Маша пожала плечами:
– И что с того? Она старается соответствовать избранному жанру. Жюль Верн описывал полет на Луну, но сам на Луне не бывал.
– Это разные вещи, – упрямо сказал Стас.
Они помолчали.
– Ладно, – снова заговорил капитан Данилов. – Допустим, она не виновна. Что ты вообще обо всем этом думаешь?
– Не знаю, что и думать, Стасис, – спокойно ответила Маша. – Очень не хочется верить, что это «глухарь». Но, скорей всего, так оно и есть. Убийца не оставил нам никаких улик. Ни одного следа, ничего.
– Если только убийца не сидит сейчас за этой дверью, – вновь проворчал Стас. – Новицкая сказала, что убитый был ее любовником. Из-за нее он сел в тюрьму. А теперь вышел и был полон желания отомстить. Следил за своей «бывшей», выжидая подходящий момент, но она его опередила. Как сейчас принято говорить, нанесла противнику «превентивный удар».

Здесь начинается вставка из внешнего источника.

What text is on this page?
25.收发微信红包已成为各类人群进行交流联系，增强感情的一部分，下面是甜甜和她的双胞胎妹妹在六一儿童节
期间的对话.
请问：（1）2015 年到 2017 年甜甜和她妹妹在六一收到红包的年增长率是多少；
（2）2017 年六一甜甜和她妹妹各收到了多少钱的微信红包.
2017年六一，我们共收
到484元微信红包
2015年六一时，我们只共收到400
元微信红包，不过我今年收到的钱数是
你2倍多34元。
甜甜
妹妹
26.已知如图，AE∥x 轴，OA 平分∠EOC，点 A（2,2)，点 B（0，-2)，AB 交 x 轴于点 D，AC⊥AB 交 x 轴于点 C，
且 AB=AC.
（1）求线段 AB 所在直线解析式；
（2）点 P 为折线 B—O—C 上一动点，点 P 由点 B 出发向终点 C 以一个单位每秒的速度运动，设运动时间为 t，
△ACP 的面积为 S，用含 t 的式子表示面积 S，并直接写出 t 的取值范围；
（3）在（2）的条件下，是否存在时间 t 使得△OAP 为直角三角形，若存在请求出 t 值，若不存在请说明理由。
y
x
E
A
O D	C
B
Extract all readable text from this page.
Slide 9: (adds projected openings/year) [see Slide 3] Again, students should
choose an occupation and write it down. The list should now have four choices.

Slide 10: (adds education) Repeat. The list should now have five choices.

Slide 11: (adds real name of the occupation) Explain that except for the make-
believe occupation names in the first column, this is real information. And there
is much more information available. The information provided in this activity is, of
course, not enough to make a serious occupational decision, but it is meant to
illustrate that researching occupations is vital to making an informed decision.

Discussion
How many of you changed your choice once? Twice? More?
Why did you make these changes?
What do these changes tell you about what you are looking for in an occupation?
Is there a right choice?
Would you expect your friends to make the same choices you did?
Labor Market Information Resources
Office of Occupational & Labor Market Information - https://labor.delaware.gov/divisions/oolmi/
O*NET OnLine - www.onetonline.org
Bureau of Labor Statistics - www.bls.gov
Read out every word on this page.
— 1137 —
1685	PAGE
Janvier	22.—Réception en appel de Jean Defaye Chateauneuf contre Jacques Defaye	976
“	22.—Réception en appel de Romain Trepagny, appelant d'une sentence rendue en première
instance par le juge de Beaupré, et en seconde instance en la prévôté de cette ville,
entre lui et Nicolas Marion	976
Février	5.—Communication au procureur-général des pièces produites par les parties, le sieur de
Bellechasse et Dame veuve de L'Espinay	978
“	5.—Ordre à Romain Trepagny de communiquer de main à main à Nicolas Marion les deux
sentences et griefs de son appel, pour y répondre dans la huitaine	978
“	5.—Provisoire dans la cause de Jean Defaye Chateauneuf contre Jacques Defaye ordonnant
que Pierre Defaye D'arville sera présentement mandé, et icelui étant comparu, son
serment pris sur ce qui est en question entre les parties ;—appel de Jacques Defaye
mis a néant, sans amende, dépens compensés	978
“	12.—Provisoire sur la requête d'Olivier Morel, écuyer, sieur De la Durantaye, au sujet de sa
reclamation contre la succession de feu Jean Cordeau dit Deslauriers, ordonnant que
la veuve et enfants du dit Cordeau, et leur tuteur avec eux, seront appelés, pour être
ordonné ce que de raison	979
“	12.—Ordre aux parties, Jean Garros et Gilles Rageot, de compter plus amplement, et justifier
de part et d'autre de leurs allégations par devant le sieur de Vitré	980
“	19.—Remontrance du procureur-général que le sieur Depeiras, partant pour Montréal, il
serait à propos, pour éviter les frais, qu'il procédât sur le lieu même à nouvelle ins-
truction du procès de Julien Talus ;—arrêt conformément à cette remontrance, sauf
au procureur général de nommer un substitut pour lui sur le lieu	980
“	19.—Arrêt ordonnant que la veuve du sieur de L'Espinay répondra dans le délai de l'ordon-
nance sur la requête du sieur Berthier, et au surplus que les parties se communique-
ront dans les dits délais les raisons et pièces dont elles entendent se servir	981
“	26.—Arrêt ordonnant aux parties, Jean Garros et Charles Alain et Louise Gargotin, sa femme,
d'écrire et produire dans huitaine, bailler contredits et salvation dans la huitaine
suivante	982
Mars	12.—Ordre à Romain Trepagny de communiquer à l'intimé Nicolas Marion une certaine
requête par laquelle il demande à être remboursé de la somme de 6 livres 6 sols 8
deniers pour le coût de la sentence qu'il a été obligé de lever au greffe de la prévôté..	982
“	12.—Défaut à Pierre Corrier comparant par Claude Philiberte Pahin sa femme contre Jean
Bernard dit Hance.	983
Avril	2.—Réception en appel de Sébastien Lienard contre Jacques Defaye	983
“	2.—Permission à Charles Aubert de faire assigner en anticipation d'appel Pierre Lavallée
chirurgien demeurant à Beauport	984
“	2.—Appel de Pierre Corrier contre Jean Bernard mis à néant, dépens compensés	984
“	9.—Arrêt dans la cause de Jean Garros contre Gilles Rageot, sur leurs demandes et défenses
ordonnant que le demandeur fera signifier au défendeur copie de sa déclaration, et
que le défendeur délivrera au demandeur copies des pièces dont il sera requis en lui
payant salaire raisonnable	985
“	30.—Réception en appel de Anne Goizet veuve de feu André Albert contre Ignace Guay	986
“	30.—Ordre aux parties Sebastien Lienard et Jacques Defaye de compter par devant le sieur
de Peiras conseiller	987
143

Возле подъезда остановилась старенькая светлая «Лада». Из нее выбрался патологоанатом Лаврененков. Лицо у него было морщинистое и помятое.
– Тук, тук, тук! Кто там? – сипло спросил сам себя Лаврененков. И сам себе ответил: – Это я, почтальон Печкин, принес останки от вашего мальчика!
Маша и Стас никак не отреагировали на черную шутку.
– Вы опоздали, Семен Иванович, – сказала Маша.
– Я не опоздал, – возразил Лаврененков, – я задержался.
– В ближайшем баре? – уточнил Стас.
Лаврененков смерил его ироничным взглядом.
– Что вы, Станислав, как можно? Вы ведь знаете, что я надираюсь исключительно дома. Чтобы, так сказать, не позорить честь мундира.
– Нет у вас никакого мундира, – произнес Стас. – Напиваетесь вы дома, а опохмеляетесь на службе.